When I was a new university graduate, on the brink of starting my ACA studies, a partner at Price Waterhouse (now PwC) gave me a piece of advice that I have never forgotten: “Other firms throw you in the deep end and see whether you sink or swim, but we teach you to breathe underwater.”
True to his word, that’s exactly what PwC did. At just 32, I became the firm’s first female audit partner and, nine years later, I was appointed director of professional standards in Europe, a role which had not previously existed and of which I had little understanding. Yet it is a role that shaped my career and, in its way, equipped me to make a valuable contribution when I left PwC for Whitehall.
As was the case with many of my previous roles, I accepted the directorship knowing I wasn’t fully ready but determined to meet the challenge. Yet as soon as I began looking into the issue of professional standards in Europe, it became apparent just how different approaches to accounting, ethics, audit and company law really were in each country.
But the more I thought about it, the more it didn’t make sense to focus solely on creating a uniform set of European standards, as some in Brussels were suggesting.
Doing that would have created a European bloc, effectively separating us from the Americans (who, at this point, had good US GAAP and GAAS). It would also have opened up even more questions. For example, would the Russians and Chinese have used American standards or European standards? I felt very strongly that we should instead create a stronger set of international standards. And a set that people actually used.

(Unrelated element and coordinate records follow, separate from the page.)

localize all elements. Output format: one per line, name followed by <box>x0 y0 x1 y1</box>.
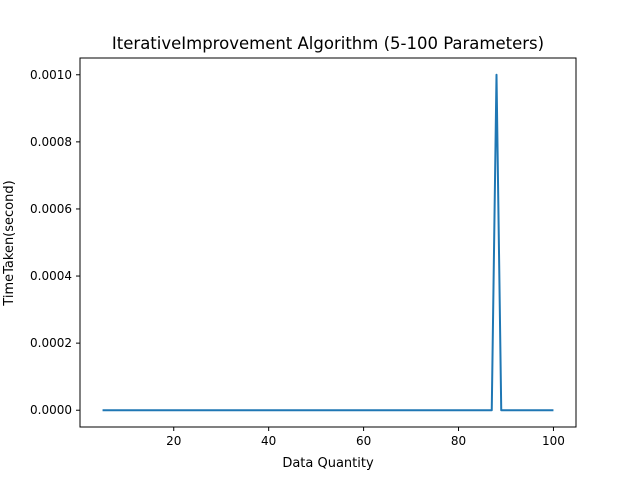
x-axis-label: Data Quantity <box>282 456 374 471</box>
x-tick-label: 20 <box>166 434 181 448</box>
y-tick-label: 0.0002 <box>30 336 72 350</box>
y-axis-label: TimeTaken(second) <box>2 180 17 306</box>
y-tick-label: 0.0010 <box>30 68 72 82</box>
y-tick-label: 0.0004 <box>30 269 72 283</box>
chart-title: IterativeImprovement Algorithm (5-100 Pa… <box>112 34 544 53</box>
y-tick-label: 0.0008 <box>30 135 72 149</box>
x-tick-label: 80 <box>451 434 466 448</box>
series-line-0 <box>102 73 554 412</box>
plot-frame <box>79 57 577 428</box>
y-axis-ticks: 0.0000 0.0002 0.0004 0.0006 0.0008 0.0010 <box>30 68 80 417</box>
x-axis-ticks: 20 40 60 80 100 <box>166 427 565 448</box>
x-tick-label: 60 <box>356 434 371 448</box>
y-tick-label: 0.0000 <box>30 403 72 417</box>
series-group <box>102 73 554 412</box>
x-tick-label: 100 <box>542 434 565 448</box>
x-tick-label: 40 <box>261 434 276 448</box>
y-tick-label: 0.0006 <box>30 202 72 216</box>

Unsurprisingly there were a lot of sceptics. What was surprising is that those sceptics weren’t just the Americans – even within the UK there was some reticence. After all, the UK already had such a strong set of standards, a lot of people started asking, “why bother with international standards at all?” However the risk was, if the UK was not involved and intending to use the international standards, we wouldn’t have had a role at the table when it came to setting them.
What also won people around was a survey that PwC and six other firms conducted in the 1990s, which compared local accounting standards in 53 countries to the benchmark of international standards. Only then could others also see just how great that gulf was, and how potentially dangerous it was to rely on foreign accounts which you did not understand when doing your business abroad.
Challenging though it was to push for countries to adopt international standards, it was also exciting. Everywhere you went, people were discussing what we should do about accountancy standards.
Standing back today – more than 20 years on – it is clear just how far we have come, and I am delighted to have been awarded an ICAEW Outstanding Achievement Award this month, in recognition of that team effort.
Back in the 1990s, it was very difficult for institutes in different countries to communicate but they’re now all talking the same language. Yes, the American and international standards might not be completely identical, but they are far more linked and close to being in the same place.
Certainly, I am proud of what we achieved in the 1990s – our team made a huge change to the profession – yet that fight isn’t fully over. But those in power and practice today can’t afford to rest on the changes that have already been made. It’s vital to keep pushing for full convergence, and to keep those standards up to date. After all, if businesses are constantly moving on, so should the profession and its standards.